With these numbers, it is surprising the Democrats did not make more gains this election. An African American Research Collaborative Poll held before the election in battleground states showed that while 35 per cent of 18- to 29-year-old blacks did not always approve of Trump’s policies, they liked his brusque anti-establishment persona. In Democratic primaries, older black voters had sided with Biden and those under 30 favoured Bernie Sanders.

Tony Bennett, 24, became a reluctant convert to team Biden, no longer able to handle Trump’s racist rants. The bartender voted Trump after Sanders was denied a ticket in 2016. “We are more pragmatic and focused on ground issues,” he said. “Trump was voted to shake the economy up and DC. I think he has done both.”

Biden’s roadmap to the White House travelled through Latino territory, too, especially Arizona and Florida. Latinos make up the second largest eligible voting bloc this year. As per exit polls, Latino men voted Democrat 61:36 per cent and Latino women voted Democrat 70:28 per cent.

Julian Ricardo Varela, who founded Latinorebels, a cohesive media platform for the Hispanic voice, however, said, “The Biden campaign missed an opportunity to make a targeted investment with Hispanic voters on ground, especially in key states like Florida. And it could very well come back to bite them.” With Trump making big gains among Latinos, Biden lost Florida and Texas.

But Trump’s mishandling of the pandemic, which has affected the Hispanic community disproportionately, may have helped Biden prevent further losses. Said Florida voter Isdiro Rodriguez: “We cannot survive another year of not having a plan to handle Covid-19.” Rodriguez took inspiration from Alexandria Ocasio-Cortez, who retained her New York seat. At a voter interaction, Ocasio-Cortez had emphasised: “It is ok to say Joe Biden is not perfect, and [still] support him” and that “given the stakes in this election, I am casting this vote as in solidarity with our marginalised and vulnerable communities.” Another reason why Rodriguez voted for Biden was his choice of “a woman running mate” in Harris, the first Black woman and Asian American named to a major presidential ticket.
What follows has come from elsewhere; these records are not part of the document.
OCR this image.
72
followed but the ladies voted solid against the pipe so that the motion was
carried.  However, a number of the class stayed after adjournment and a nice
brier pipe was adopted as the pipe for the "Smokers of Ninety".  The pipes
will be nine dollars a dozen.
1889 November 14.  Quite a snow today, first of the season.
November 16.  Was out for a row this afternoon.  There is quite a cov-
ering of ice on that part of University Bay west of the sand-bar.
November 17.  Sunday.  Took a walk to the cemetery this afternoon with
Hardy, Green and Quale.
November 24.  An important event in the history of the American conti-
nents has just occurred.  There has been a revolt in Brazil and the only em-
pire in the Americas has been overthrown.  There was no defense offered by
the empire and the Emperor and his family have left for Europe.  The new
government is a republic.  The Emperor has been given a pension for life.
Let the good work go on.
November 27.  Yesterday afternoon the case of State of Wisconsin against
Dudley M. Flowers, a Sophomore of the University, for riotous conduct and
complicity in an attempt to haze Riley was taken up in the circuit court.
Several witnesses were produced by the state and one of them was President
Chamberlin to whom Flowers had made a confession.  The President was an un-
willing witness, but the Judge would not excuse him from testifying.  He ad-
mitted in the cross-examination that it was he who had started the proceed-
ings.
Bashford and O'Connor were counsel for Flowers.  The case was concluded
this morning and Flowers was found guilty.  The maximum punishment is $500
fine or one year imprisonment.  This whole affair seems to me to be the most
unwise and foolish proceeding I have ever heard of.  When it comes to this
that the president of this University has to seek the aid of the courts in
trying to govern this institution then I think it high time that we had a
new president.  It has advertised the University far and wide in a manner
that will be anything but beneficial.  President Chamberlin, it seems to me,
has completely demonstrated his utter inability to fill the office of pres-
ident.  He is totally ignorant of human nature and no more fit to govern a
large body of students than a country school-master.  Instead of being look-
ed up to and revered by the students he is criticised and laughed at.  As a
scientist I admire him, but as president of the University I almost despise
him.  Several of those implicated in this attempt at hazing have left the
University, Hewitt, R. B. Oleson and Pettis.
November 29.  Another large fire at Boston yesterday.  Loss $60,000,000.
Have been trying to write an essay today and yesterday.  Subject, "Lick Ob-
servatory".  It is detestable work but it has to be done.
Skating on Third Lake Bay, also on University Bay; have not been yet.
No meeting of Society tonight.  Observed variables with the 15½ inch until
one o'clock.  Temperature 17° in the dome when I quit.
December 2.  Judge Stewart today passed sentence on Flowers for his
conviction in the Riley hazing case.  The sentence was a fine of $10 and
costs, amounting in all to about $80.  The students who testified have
And, it is women who are digging their heels in and raising their voices. For Orlando podcaster and “funnybrowngirl” Shereen Kassam, trolled for being Muslim, voting Biden was still not about race or religion. “My top concern is women’s reproductive rights,” she said.

Infuriated by Trump’s misogynistic appeal to women voters in Michigan—“We’re getting your husbands back to work.”—Beckah Durang mailed in her ballot in favour of Biden. An out-of-work yoga teacher, she cited an August-September National Women’s Law Center report about 1.1 million workers dropping out of the labour force. Of these, 8,65,000 workers were women, and it was dubbed America’s first “female recession.”

Julie Oliver, the Democratic candidate for the US house of representatives from Texas’s 25th district who lost to multimillionaire Republican Roger Williams, understands. “It’s in the interest of a very small economic elite—like Donald Trump and Roger Williams—to keep us divided while they continue to enrich themselves,” she told THE WEEK. “One message that resonates with all voters is our strong anti-corruption platform and the message is finally hitting home.”

To many Biden voters “Trump has become the swamp” and that’s why they rode with Biden.